Co za idiota. Jak wiesz, że nie czuję tego co ty to po co mnie zapraszasz?! Chcesz zrobić mi nadzieję?! A może pokazać, że jako przyjaciele pójdzie nam lepiej?! Nie ma szans! Ale wtedy będę mogła ci powiedzieć co czuję i może nawet uda mi się cię przekonać, że jako para też byśmy dobrze funkcjonowali.

- Dobrze! - odpowiedziałam stanowczo. - Ej! Lucy! W sobotę idziemy z Naruto i Natsu na festiwal - zawołałam, a ta się uśmiechnęła, nie mogąc opanować radości. Natsu, gdy to usłyszał bym już trochę bardziej wyluzowany, ale nadal nie spuszczał oka z Sougo. A ja zapomniałam o tym co się stało i cieszyłam się, że mam jeszcze okazję spotkać się z Naruto. 

Po lekcji podeszłam do Lucy i zapytałam się o co chodzi. Wiadomość o randce ją ucieszyła, ale nie zaskoczyła.

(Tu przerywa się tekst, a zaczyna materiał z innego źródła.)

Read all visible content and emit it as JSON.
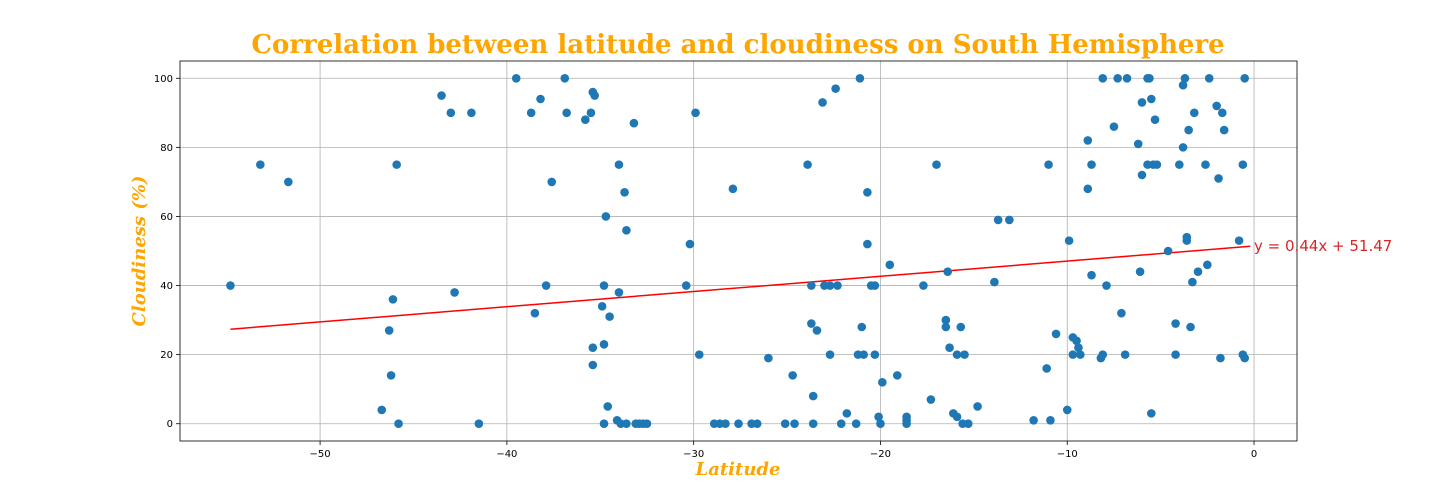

- Mówiłam ci, że ja się tym zajmę. Powiedziałam Naruto, że ma po prostu powiedzieć co myśli, ale najważniejsze zatrzymać na festiwal. I tak zrobił - popatrzyła się na mnie z lekkim uśmiechem - , a ty nie mogłaś przegapić takiej okazji. 

- Chyba żartujesz, że z nim gadałaś! 

- To on do mnie przyszedł i zaprosił na podwójną randkę. Ja, Natsu, ty i Natuto. To brzmiało fantastycznie, więc się zgodziłam. 

- Nie powinnaś była mu nic mówić! 

- Jesteś zła? - przedrzeźniała się ze mną. Bardzo dobrze wiedziała, że nie mogę się powstrzymać z radości i to mnie wkurzało. 

- Wybaczę ci ten jeden raz - obie się zaśmiałyśmy i ruszyłyśmy w kierunku sali od historii.